Yaşıyor dört köşesinde vatanın
Yaşıyor damar damar yüreklerde
1938 yılının 10 Kasım günü Atamız bedenen aramızdan ayrıldı. Biz, bu ölüme hazır değildik kuşkusuz, o nedenle inanamadık. Bu ölüme bizim gibi başka uluslar da uzun süre inanamadı. Kimi uluslar bunu derinliği ölçülemez büyük bir kayıp, büyük bir acı olarak gördü. Kimileri onun ölümünden sonra dünyayı eskisi kadar enteresan bulmadı. Kimileri ise Doğu’ nun Ata’ sının kaybolduğunu, bir güneşin battığını söyledi. Ata’ mızın ölüm haberi, çok çabuk duyuldu. Yaşam durdu. İnsanlar sustu, kendi içlerine çekildi. İşte o gün İstanbul Üniversitesi’nde de saat dokuzu beş geçenin haberi duyuldu.

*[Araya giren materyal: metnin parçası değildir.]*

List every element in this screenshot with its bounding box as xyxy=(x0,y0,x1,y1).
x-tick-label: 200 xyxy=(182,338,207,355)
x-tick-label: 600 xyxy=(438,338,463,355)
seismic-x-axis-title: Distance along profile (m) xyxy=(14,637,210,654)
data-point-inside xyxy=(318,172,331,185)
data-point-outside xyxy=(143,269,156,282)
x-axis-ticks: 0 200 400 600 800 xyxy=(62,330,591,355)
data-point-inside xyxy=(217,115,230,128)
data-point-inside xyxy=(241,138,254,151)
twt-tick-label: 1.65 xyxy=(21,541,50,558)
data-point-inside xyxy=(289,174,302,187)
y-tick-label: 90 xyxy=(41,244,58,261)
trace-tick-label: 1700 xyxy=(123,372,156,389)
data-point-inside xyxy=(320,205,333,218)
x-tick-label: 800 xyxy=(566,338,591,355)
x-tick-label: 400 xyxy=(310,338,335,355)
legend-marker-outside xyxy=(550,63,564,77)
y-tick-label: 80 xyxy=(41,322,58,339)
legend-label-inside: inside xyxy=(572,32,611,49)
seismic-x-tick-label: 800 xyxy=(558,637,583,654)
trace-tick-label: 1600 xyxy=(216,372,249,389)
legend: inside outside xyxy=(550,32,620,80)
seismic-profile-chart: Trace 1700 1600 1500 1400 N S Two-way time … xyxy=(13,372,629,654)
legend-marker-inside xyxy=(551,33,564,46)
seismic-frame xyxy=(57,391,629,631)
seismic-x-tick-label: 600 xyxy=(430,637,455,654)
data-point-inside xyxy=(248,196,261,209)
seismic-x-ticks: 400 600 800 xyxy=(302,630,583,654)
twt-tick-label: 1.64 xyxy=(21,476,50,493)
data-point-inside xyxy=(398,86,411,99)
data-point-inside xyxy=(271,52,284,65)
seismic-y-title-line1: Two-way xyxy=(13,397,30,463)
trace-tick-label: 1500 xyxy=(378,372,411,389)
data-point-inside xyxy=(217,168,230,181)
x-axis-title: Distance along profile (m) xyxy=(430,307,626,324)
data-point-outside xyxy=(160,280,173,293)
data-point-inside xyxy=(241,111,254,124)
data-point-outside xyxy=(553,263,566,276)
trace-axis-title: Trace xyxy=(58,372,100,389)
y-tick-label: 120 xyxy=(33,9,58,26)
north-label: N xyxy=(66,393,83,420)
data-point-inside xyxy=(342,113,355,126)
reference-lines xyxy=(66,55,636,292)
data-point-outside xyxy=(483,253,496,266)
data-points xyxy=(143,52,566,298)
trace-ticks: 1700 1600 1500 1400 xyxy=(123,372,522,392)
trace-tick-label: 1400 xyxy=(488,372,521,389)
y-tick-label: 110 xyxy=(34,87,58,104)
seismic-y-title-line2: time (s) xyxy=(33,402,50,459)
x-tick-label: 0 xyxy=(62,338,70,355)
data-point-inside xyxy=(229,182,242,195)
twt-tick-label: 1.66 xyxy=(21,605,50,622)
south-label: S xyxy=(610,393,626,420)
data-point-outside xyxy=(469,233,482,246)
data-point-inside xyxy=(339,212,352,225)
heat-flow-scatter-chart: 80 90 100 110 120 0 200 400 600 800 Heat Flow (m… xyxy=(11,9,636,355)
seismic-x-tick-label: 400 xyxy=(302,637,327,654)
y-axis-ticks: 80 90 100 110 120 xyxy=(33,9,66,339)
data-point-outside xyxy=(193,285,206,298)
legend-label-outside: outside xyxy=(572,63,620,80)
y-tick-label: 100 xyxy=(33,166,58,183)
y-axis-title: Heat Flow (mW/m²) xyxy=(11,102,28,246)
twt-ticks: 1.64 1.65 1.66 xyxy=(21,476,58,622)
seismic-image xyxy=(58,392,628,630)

Hukuk Fakültesinde çalışan bir Alman Profesör ağlayan, üzülen öğrencilerin durumunu gördü ve çok şaşırdı. Derse girsin mi, girmesin mi bir türlü karar veremedi. Durumu anlatmak ve bilgi almak için rektörün yanına gitti. O’ na : - Efendim, ne yapacağımı bilemiyorum. Kararsızım. Derslere girmeli miyim acaba? Diye sordu. Rektör:- Sizde böyle büyük bir adam ölünce ne yapılıyorsa onu yapın, yanıtını verdi. İşte o zaman Alman Profesör, kollarını iki yana sarkıtarak: - Efendim, bizde bu kadar büyük bir adam ölmedi ki… dedi.
Öyle büyük bir adam ki ölümünün üzerinden yıllar geçmesine rağmen hala ölümsüz olan bir kahramanın izinden gidiyoruz. O’ nun sayesinde sahip olduğumuz cumhuriyet ışığında özgürce yaşıyoruz ve düşüncelerimizi ifade edebiliyoruz. Hiçbir devlete bağlı olmadan, bağımsız olmanın gururuyla yaşıyoruz.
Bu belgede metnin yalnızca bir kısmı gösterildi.